Mensagem econômica: todo o bem da terra é graça de Deus concedida para todos. Por isso não é bom guardar tudo somente para si. Quem tem mais deve partilhar para com quem não tem: os bens e as oportunidades. O ato de partilha é algo humano e sagrado, representa a nobreza da vida humana. Dar o próprio pão e vinho para com quem mais precisa é doar a própria vida, por amor, para quem não tem garantia de vida. Por isso Jesus diz: “Ninguém tem maior amor do que aquele que dá a vida por seus amigos” (Jo 15,13). Jesus identifica o pão ao seu corpo e o vinho, o seu sangue porque lutou até a morte para que ninguém falte pão e vinho nas suas mesas de comunhão. Isso é tradição oriental. Por isso declara: “Toma e come, toma e beba pois esse pão é meu corpo e este cálice é meu sangue. Cada vez que se fazem isso, vocês celebram a minha memória”. Assim, todas as vezes que comemos o pão e bebemos do vinho eucarístcos do altar de Cristo devemos partilhar, da mesma forma, o nosso pão e nosso vinho para com o próximo. Isso é investimento.
Um ser humano enquanto humano de fé saudável e de amor solidário não será capaz de comer e beber com maior alegria e ter sono tranquilo enquanto seu irmão morrendo de fome e de sede na sua porta. O ser humano saudável e justo nunca acumula os bens da terra somente para si, nem coloniza nenhuma nação, nem oprime nenhum povo com o objetivo de tirar os seus bens daquela terra para enriquecer-se. O homem e mulher de fé madura, equilibrada e integral nunca praticam a injustiça contra seu semelhante, nem negam o direito do próximo e nem motivo para fazer nenhuma discriminação contra a ninguém, tanto em nome da política e muito menos da espiritualidade e religião:
“Quem anda com integridade e pratica a justiça: fala a verdade no coração e não deixa a língua correr; não faz mal ao seu próximo e não difama seu vezinho; não empresta dinheiro com usura, nem aceita suborno contra o inocente” (Sl 15, 2. 3. 5). “Seja o vosso sim, sim, e o vosso não, não. O que passa disso vem do maligno” (Mt 5,37).

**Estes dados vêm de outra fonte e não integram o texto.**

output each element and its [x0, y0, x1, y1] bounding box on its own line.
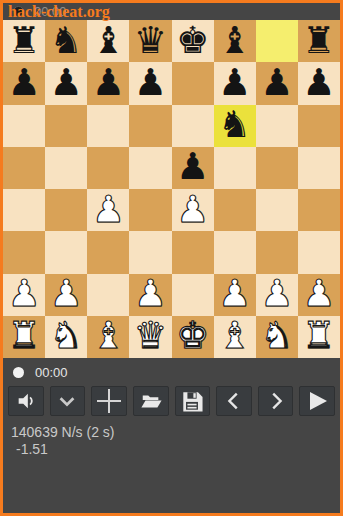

Mensagem espiritual/religiosa: Jesus, depois de tudo, diz aos seus: como eu vos amei, amai-vos também uns aos outros. Todo ser humano criado à imagem e semelhança do Criador é chamado para revelar o Deus-amor na sua vida: através dos atos e ditos salvíficos, à luz da Boa Nova. É bom ter consciência clara e madura de que nós não temos (o ter) o Espírito de Deus, mas sim somos (o ser) o Espírito de Deus em corpo neste mundo (cf. Gn 2, 7), por isso devemos viver e fazer como Deus da vida integral e do amor inclusivo. Nós somos o “alter christus” (o outro Cristo). Em Cristo e com Cristo, somos a “imagem visível do Deus invisível” (Cl 1,15). Se conseguirmos viver o verdadeiro Deus como Jesus o viveu, seremos capazes de fazer transparecer o rosto de Deus, então o mundo, quando nos vê, vê o próprio Deus em nós: “Eu e Pai somos um. Quem me vê, vê o Pai” (Jo 10,30; 12,45). Não tem como amar a Deus sem amar o próximo. E nem adiante gritar senhor, senhor, sem praticar o seu mandamento.
Outros elementos essenciais nessas leituras que merecem a atenção: a generosidade (entrega de vida pela vida), simplicidade (lava pés), hospitalidade (comer juntos), serenidade (partilha da experiência), humildade, compreensão e paciência (perdão).